Monitoring thoracic fluid content using bioelectrical impedance spectroscopy and Cole modeling
Heart failure is a chronic disease marked by frequent hospitalizations due to pulmonary fluid congestion. Monitoring the thoracic fluid status may favor the detection of fluid congestion in an early stage and enable targeted preventive measures. Bioelectrical impedance spectroscopy (BIS) has been used in combination with the Cole model for monitoring body composition including fluid status. The model parameters reflect intracellular and extracellular fluid volume as well as cell sizes, types and interactions. Transthoracic BIS may be a suitable approach to monitoring variations in thoracic fluid content.
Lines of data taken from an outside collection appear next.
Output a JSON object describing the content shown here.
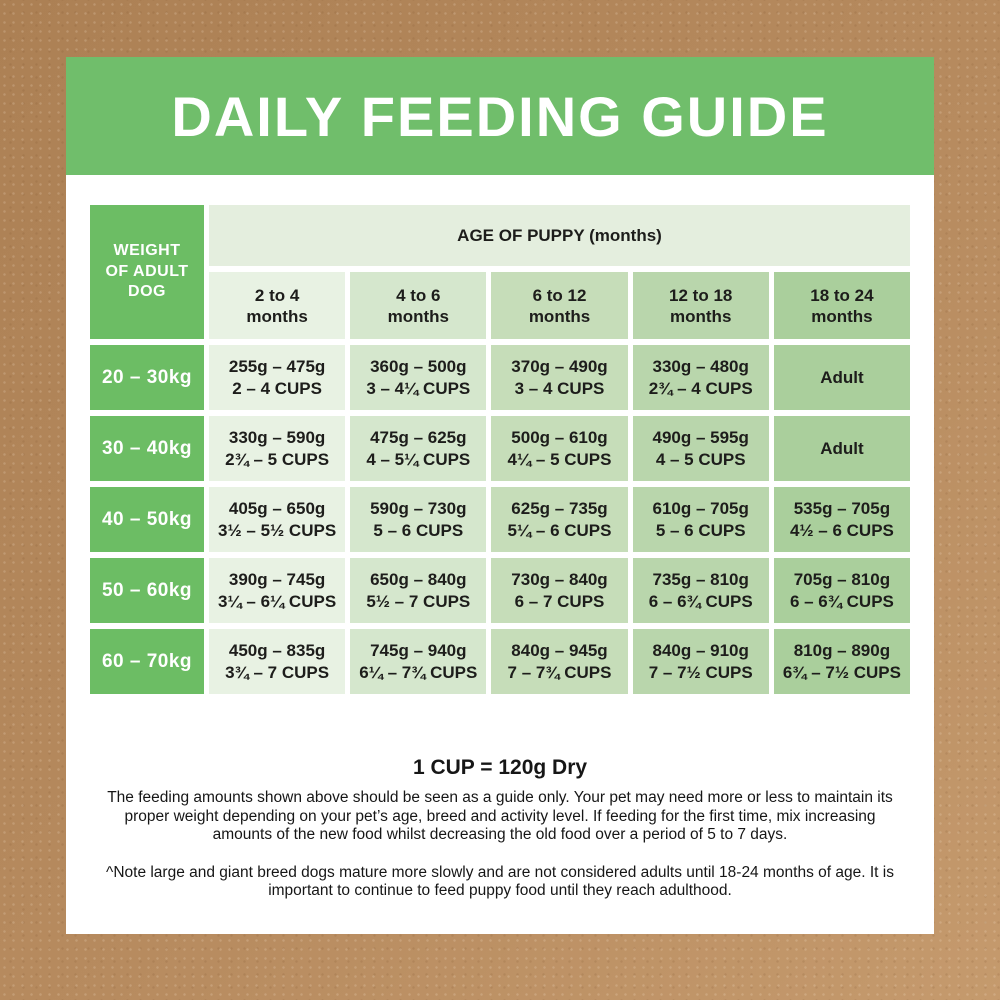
{
  "title": "DAILY FEEDING GUIDE",
  "table": {
    "corner_header": "WEIGHT OF ADULT DOG",
    "age_header": "AGE OF PUPPY (months)",
    "columns": [
      {
        "range": "2 to 4",
        "unit": "months"
      },
      {
        "range": "4 to 6",
        "unit": "months"
      },
      {
        "range": "6 to 12",
        "unit": "months"
      },
      {
        "range": "12 to 18",
        "unit": "months"
      },
      {
        "range": "18 to 24",
        "unit": "months"
      }
    ],
    "rows": [
      {
        "weight": "20 – 30kg",
        "cells": [
          {
            "grams": "255g – 475g",
            "cups": "2 – 4 CUPS"
          },
          {
            "grams": "360g – 500g",
            "cups": "3 – 4¼ CUPS"
          },
          {
            "grams": "370g – 490g",
            "cups": "3 – 4 CUPS"
          },
          {
            "grams": "330g – 480g",
            "cups": "2¾ – 4 CUPS"
          },
          {
            "grams": "Adult",
            "cups": ""
          }
        ]
      },
      {
        "weight": "30 – 40kg",
        "cells": [
          {
            "grams": "330g – 590g",
            "cups": "2¾ – 5 CUPS"
          },
          {
            "grams": "475g – 625g",
            "cups": "4 – 5¼ CUPS"
          },
          {
            "grams": "500g – 610g",
            "cups": "4¼ – 5 CUPS"
          },
          {
            "grams": "490g – 595g",
            "cups": "4 – 5 CUPS"
          },
          {
            "grams": "Adult",
            "cups": ""
          }
        ]
      },
      {
        "weight": "40 – 50kg",
        "cells": [
          {
            "grams": "405g – 650g",
            "cups": "3½ – 5½ CUPS"
          },
          {
            "grams": "590g – 730g",
            "cups": "5 – 6 CUPS"
          },
          {
            "grams": "625g – 735g",
            "cups": "5¼ – 6 CUPS"
          },
          {
            "grams": "610g – 705g",
            "cups": "5 – 6 CUPS"
          },
          {
            "grams": "535g – 705g",
            "cups": "4½ – 6 CUPS"
          }
        ]
      },
      {
        "weight": "50 – 60kg",
        "cells": [
          {
            "grams": "390g – 745g",
            "cups": "3¼ – 6¼ CUPS"
          },
          {
            "grams": "650g – 840g",
            "cups": "5½ – 7 CUPS"
          },
          {
            "grams": "730g – 840g",
            "cups": "6 – 7 CUPS"
          },
          {
            "grams": "735g – 810g",
            "cups": "6 – 6¾ CUPS"
          },
          {
            "grams": "705g – 810g",
            "cups": "6 – 6¾ CUPS"
          }
        ]
      },
      {
        "weight": "60 – 70kg",
        "cells": [
          {
            "grams": "450g – 835g",
            "cups": "3¾ – 7 CUPS"
          },
          {
            "grams": "745g – 940g",
            "cups": "6¼ – 7¾ CUPS"
          },
          {
            "grams": "840g – 945g",
            "cups": "7 – 7¾ CUPS"
          },
          {
            "grams": "840g – 910g",
            "cups": "7 – 7½ CUPS"
          },
          {
            "grams": "810g – 890g",
            "cups": "6¾ – 7½ CUPS"
          }
        ]
      }
    ]
  },
  "footer": {
    "cup_note": "1 CUP = 120g Dry",
    "note1": "The feeding amounts shown above should be seen as a guide only. Your pet may need more or less to maintain its proper weight depending on your pet’s age, breed and activity level. If feeding for the first time, mix increasing amounts of the new food whilst decreasing the old food over a period of 5 to 7 days.",
    "note2": "^Note large and giant breed dogs mature more slowly and are not considered adults until 18-24 months of age. It is important to continue to feed puppy food until they reach adulthood."
  },
  "colors": {
    "background_brown": "#b4885c",
    "banner_green": "#70be6b",
    "row_label_green": "#6cbd64",
    "age_header_bg": "#e4eede",
    "column_shades": [
      "#e8f2e3",
      "#d5e7cd",
      "#c6ddb9",
      "#b9d6ac",
      "#aacf9c"
    ],
    "text_dark": "#1d1d1b",
    "card_white": "#ffffff"
  }
}
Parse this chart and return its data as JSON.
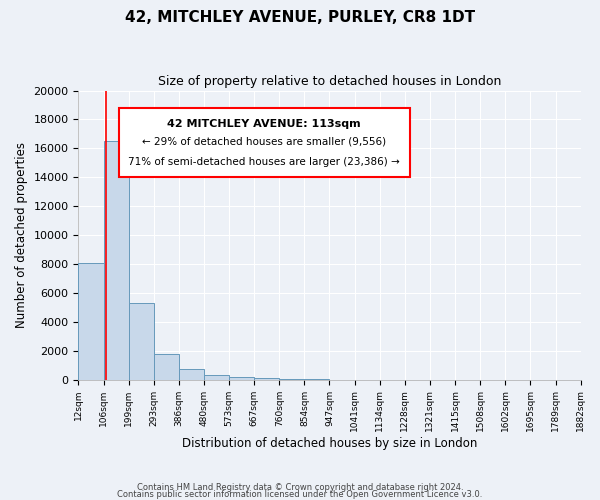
{
  "title1": "42, MITCHLEY AVENUE, PURLEY, CR8 1DT",
  "title2": "Size of property relative to detached houses in London",
  "xlabel": "Distribution of detached houses by size in London",
  "ylabel": "Number of detached properties",
  "bin_labels": [
    "12sqm",
    "106sqm",
    "199sqm",
    "293sqm",
    "386sqm",
    "480sqm",
    "573sqm",
    "667sqm",
    "760sqm",
    "854sqm",
    "947sqm",
    "1041sqm",
    "1134sqm",
    "1228sqm",
    "1321sqm",
    "1415sqm",
    "1508sqm",
    "1602sqm",
    "1695sqm",
    "1789sqm",
    "1882sqm"
  ],
  "bin_edges": [
    12,
    106,
    199,
    293,
    386,
    480,
    573,
    667,
    760,
    854,
    947,
    1041,
    1134,
    1228,
    1321,
    1415,
    1508,
    1602,
    1695,
    1789,
    1882
  ],
  "bar_heights": [
    8100,
    16500,
    5300,
    1800,
    750,
    300,
    150,
    100,
    70,
    50,
    0,
    0,
    0,
    0,
    0,
    0,
    0,
    0,
    0,
    0
  ],
  "bar_color": "#c8d8ea",
  "bar_edge_color": "#6699bb",
  "red_line_x": 113,
  "ylim": [
    0,
    20000
  ],
  "yticks": [
    0,
    2000,
    4000,
    6000,
    8000,
    10000,
    12000,
    14000,
    16000,
    18000,
    20000
  ],
  "annotation_title": "42 MITCHLEY AVENUE: 113sqm",
  "annotation_line1": "← 29% of detached houses are smaller (9,556)",
  "annotation_line2": "71% of semi-detached houses are larger (23,386) →",
  "bg_color": "#edf1f7",
  "grid_color": "#ffffff",
  "footer1": "Contains HM Land Registry data © Crown copyright and database right 2024.",
  "footer2": "Contains public sector information licensed under the Open Government Licence v3.0."
}
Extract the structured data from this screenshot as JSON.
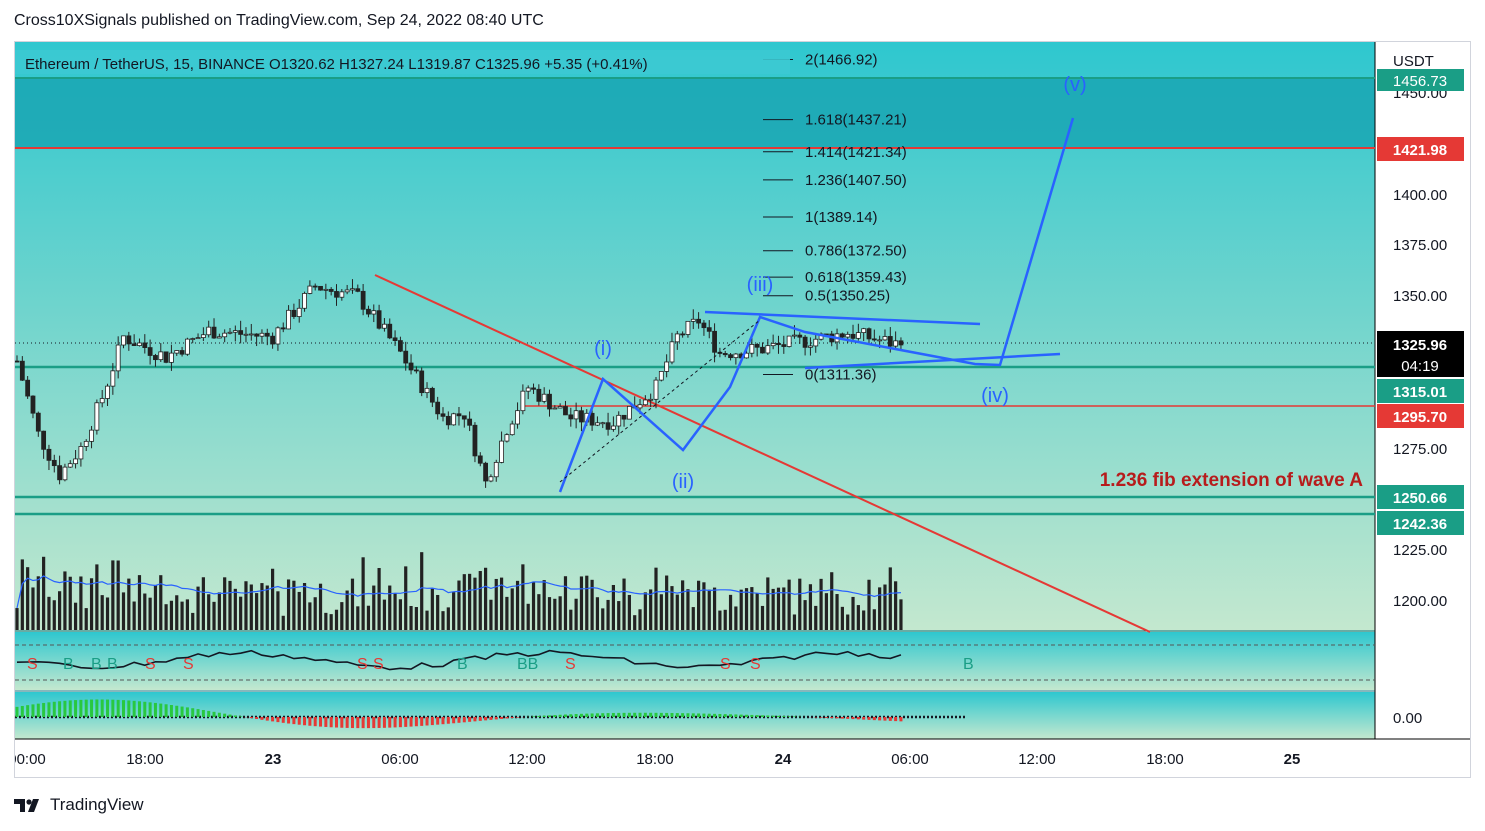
{
  "publisher_line": "Cross10XSignals published on TradingView.com, Sep 24, 2022 08:40 UTC",
  "brand": "TradingView",
  "header": {
    "symbol_line": "Ethereum / TetherUS, 15, BINANCE  O1320.62  H1327.24  L1319.87  C1325.96  +5.35 (+0.41%)"
  },
  "price_axis": {
    "unit": "USDT",
    "ticks": [
      "1450.00",
      "1400.00",
      "1375.00",
      "1350.00",
      "1275.00",
      "1225.00",
      "1200.00"
    ],
    "badges": {
      "top_partial": "1456.73",
      "resistance": "1421.98",
      "last": "1325.96",
      "countdown": "04:19",
      "support1": "1315.01",
      "red_level": "1295.70",
      "support2": "1250.66",
      "support3": "1242.36"
    },
    "oscillator_zero": "0.00"
  },
  "time_axis": [
    "00:00",
    "18:00",
    "23",
    "06:00",
    "12:00",
    "18:00",
    "24",
    "06:00",
    "12:00",
    "18:00",
    "25"
  ],
  "fib_levels": [
    {
      "label": "2(1466.92)"
    },
    {
      "label": "1.618(1437.21)"
    },
    {
      "label": "1.414(1421.34)"
    },
    {
      "label": "1.236(1407.50)"
    },
    {
      "label": "1(1389.14)"
    },
    {
      "label": "0.786(1372.50)"
    },
    {
      "label": "0.618(1359.43)"
    },
    {
      "label": "0.5(1350.25)"
    },
    {
      "label": "0(1311.36)"
    }
  ],
  "wave_labels": {
    "w1": "(i)",
    "w2": "(ii)",
    "w3": "(iii)",
    "w4": "(iv)",
    "w5": "(v)"
  },
  "annotation": "1.236 fib extension of wave A",
  "signals": [
    "S",
    "B",
    "B",
    "B",
    "S",
    "S",
    "S",
    "S",
    "B",
    "BB",
    "S",
    "S",
    "S",
    "B"
  ],
  "colors": {
    "up": "#26a69a",
    "down": "#ef5350",
    "wave": "#2962ff",
    "trendline": "#e53935",
    "support": "#1a9e86",
    "volume": "#222222",
    "volume_ma": "#2962ff"
  },
  "chart_data": {
    "type": "candlestick",
    "symbol": "Ethereum / TetherUS",
    "interval": "15",
    "exchange": "BINANCE",
    "ohlc_last": {
      "open": 1320.62,
      "high": 1327.24,
      "low": 1319.87,
      "close": 1325.96,
      "change": 5.35,
      "change_pct": 0.41
    },
    "y_unit": "USDT",
    "y_range": [
      1188,
      1468
    ],
    "x_range": [
      "Sep 22 15:00",
      "Sep 25 01:00"
    ],
    "horizontal_levels": [
      1456.73,
      1421.98,
      1315.01,
      1295.7,
      1250.66,
      1242.36
    ],
    "price_path": [
      {
        "t": "Sep 22 15:00",
        "price": 1318
      },
      {
        "t": "Sep 22 16:00",
        "price": 1282
      },
      {
        "t": "Sep 22 17:00",
        "price": 1262
      },
      {
        "t": "Sep 22 18:00",
        "price": 1275
      },
      {
        "t": "Sep 22 19:00",
        "price": 1300
      },
      {
        "t": "Sep 22 20:00",
        "price": 1330
      },
      {
        "t": "Sep 22 22:00",
        "price": 1320
      },
      {
        "t": "Sep 23 00:00",
        "price": 1333
      },
      {
        "t": "Sep 23 03:00",
        "price": 1330
      },
      {
        "t": "Sep 23 05:00",
        "price": 1355
      },
      {
        "t": "Sep 23 07:00",
        "price": 1350
      },
      {
        "t": "Sep 23 09:00",
        "price": 1322
      },
      {
        "t": "Sep 23 11:00",
        "price": 1290
      },
      {
        "t": "Sep 23 12:00",
        "price": 1292
      },
      {
        "t": "Sep 23 13:00",
        "price": 1258
      },
      {
        "t": "Sep 23 14:00",
        "price": 1285
      },
      {
        "t": "Sep 23 15:00",
        "price": 1305
      },
      {
        "t": "Sep 23 17:00",
        "price": 1290
      },
      {
        "t": "Sep 23 19:00",
        "price": 1288
      },
      {
        "t": "Sep 23 21:00",
        "price": 1305
      },
      {
        "t": "Sep 23 22:00",
        "price": 1330
      },
      {
        "t": "Sep 23 23:00",
        "price": 1338
      },
      {
        "t": "Sep 24 00:00",
        "price": 1322
      },
      {
        "t": "Sep 24 02:00",
        "price": 1324
      },
      {
        "t": "Sep 24 05:00",
        "price": 1330
      },
      {
        "t": "Sep 24 06:00",
        "price": 1332
      },
      {
        "t": "Sep 24 08:30",
        "price": 1325.96
      }
    ],
    "wave_projection": [
      {
        "label": "(iv) end",
        "t": "Sep 24 09:45",
        "price": 1317
      },
      {
        "label": "(v) target",
        "t": "Sep 24 13:30",
        "price": 1437
      }
    ]
  }
}
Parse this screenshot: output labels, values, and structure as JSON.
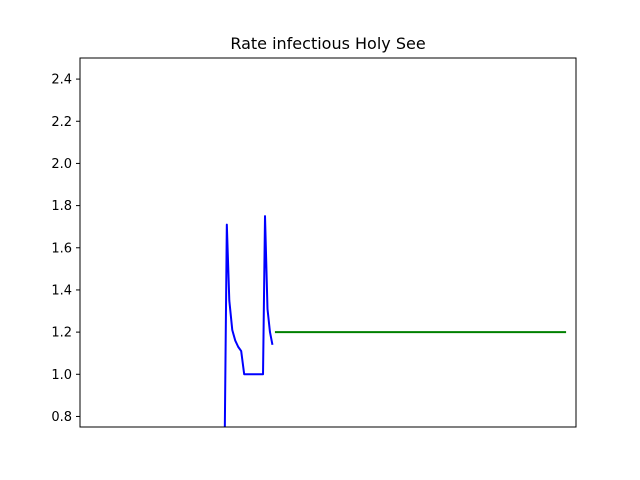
{
  "chart_data": {
    "type": "line",
    "title": "Rate infectious Holy See",
    "xlabel": "",
    "ylabel": "",
    "ylim": [
      0.75,
      2.5
    ],
    "yticks": [
      "0.8",
      "1.0",
      "1.2",
      "1.4",
      "1.6",
      "1.8",
      "2.0",
      "2.2",
      "2.4"
    ],
    "xlim": [
      0,
      100
    ],
    "x_ticks_visible": false,
    "grid": false,
    "legend": "none",
    "series": [
      {
        "color": "#0000ff",
        "x": [
          29.2,
          29.6,
          30.1,
          30.7,
          31.3,
          31.9,
          32.5,
          33.1,
          36.9,
          37.3,
          37.8,
          38.3,
          38.8
        ],
        "y": [
          0.75,
          1.71,
          1.35,
          1.21,
          1.16,
          1.13,
          1.11,
          1.0,
          1.0,
          1.75,
          1.31,
          1.2,
          1.14
        ]
      },
      {
        "color": "#008000",
        "x": [
          39.3,
          98.0
        ],
        "y": [
          1.2,
          1.2
        ]
      }
    ]
  }
}
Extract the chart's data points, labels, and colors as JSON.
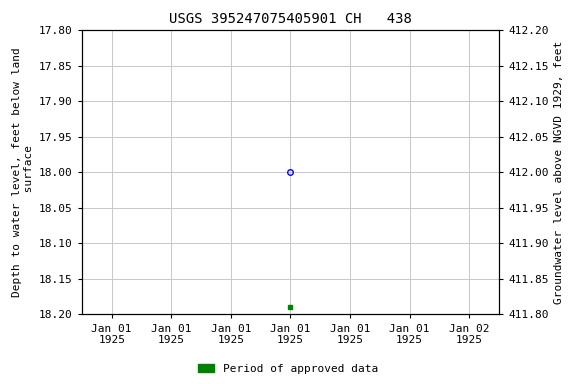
{
  "title": "USGS 395247075405901 CH   438",
  "ylabel_left": "Depth to water level, feet below land\n surface",
  "ylabel_right": "Groundwater level above NGVD 1929, feet",
  "ylim_left": [
    17.8,
    18.2
  ],
  "ylim_right": [
    411.8,
    412.2
  ],
  "yticks_left": [
    17.8,
    17.85,
    17.9,
    17.95,
    18.0,
    18.05,
    18.1,
    18.15,
    18.2
  ],
  "yticks_right": [
    411.8,
    411.85,
    411.9,
    411.95,
    412.0,
    412.05,
    412.1,
    412.15,
    412.2
  ],
  "point1_depth": 18.0,
  "point2_depth": 18.19,
  "x_tick_labels": [
    "Jan 01\n1925",
    "Jan 01\n1925",
    "Jan 01\n1925",
    "Jan 01\n1925",
    "Jan 01\n1925",
    "Jan 01\n1925",
    "Jan 02\n1925"
  ],
  "background_color": "#ffffff",
  "grid_color": "#c8c8c8",
  "legend_label": "Period of approved data",
  "legend_color": "#008000",
  "title_fontsize": 10,
  "axis_fontsize": 8,
  "tick_fontsize": 8
}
The aim of this study was to identify BIS measures, which can be derived based on the Cole model, that are sensitive to early stages of thoracic fluid accumulation. We simulated this medical condition in healthy subjects by shifting a part of the whole blood from the periphery towards the thorax. The redistribution of blood was achieved non-invasively through leg compression using inflatable leg sleeves. We acquired BIS data before, during and after compression of the legs and examined the effect of thoracic fluid variations on parameters derived based on the Cole model and on geometrical properties of the impedance arc. Indicator dilution measurements obtained through cardiac magnetic resonance imaging were used as a reference for the changes in pulmonary fluid volume.
Eight healthy subjects were included in the study. The Cole model parameters of the study group at baseline were: R0 = 51.4 ± 6.7 Ω, R∞ = 25.0 ± 7.0 Ω, fc = 49.0 ± 10.5 kHz, α = 0.687 ± 0.027, the resistances of individual fluid compartments were RE = 51.4 ± 6.7 Ω, RI = 50.5 ± 22.9 Ω, the fluid distribution ratio was K = 1.1 ± 0.3, and the radius, area and depression of the arc’s center were: R = 15.7 ± 1.3 Ω, XC = −8.5 ± 1.5 Ω, A = 134.0 ± 15.6 Ω2. The effect of leg compression was a relatively small, reversible increase in pulmonary blood volume of 90 ± 57 mL. We observed significant changes in parameters associated with intracellular, extracellular and total fluid volume (R0: -1.5 ± 0.9 %, p < 0.01; R∞: −2.1 ± 1.1, p < 0.01; RI: −2.6 ± 1.6 %, p < 0.01), and in the arc’s geometrical properties (R: -1.6 ± 1.3 %, p < 0.05; XC: −1.7 ± 1.5 %, p < 0.05, A: −2.9 ± 1.2 %, p < 0.01). K and the parameters associated with tissue structure fc and α remained stable.
Transthoracic BIS is sensitive to small variations in intra-thoracic blood volume, in particular the resistances of fluid compartments and the geometric properties of the impedance arc. Taken together with previous studies, our findings suggest that R0 may be a suitable parameter to monitor congestion. Use of additional parameters such as RI, K, XC, fc and α may enable the discrimination between different types and stages of thoracic fluid accumulation and should be the focus of future research.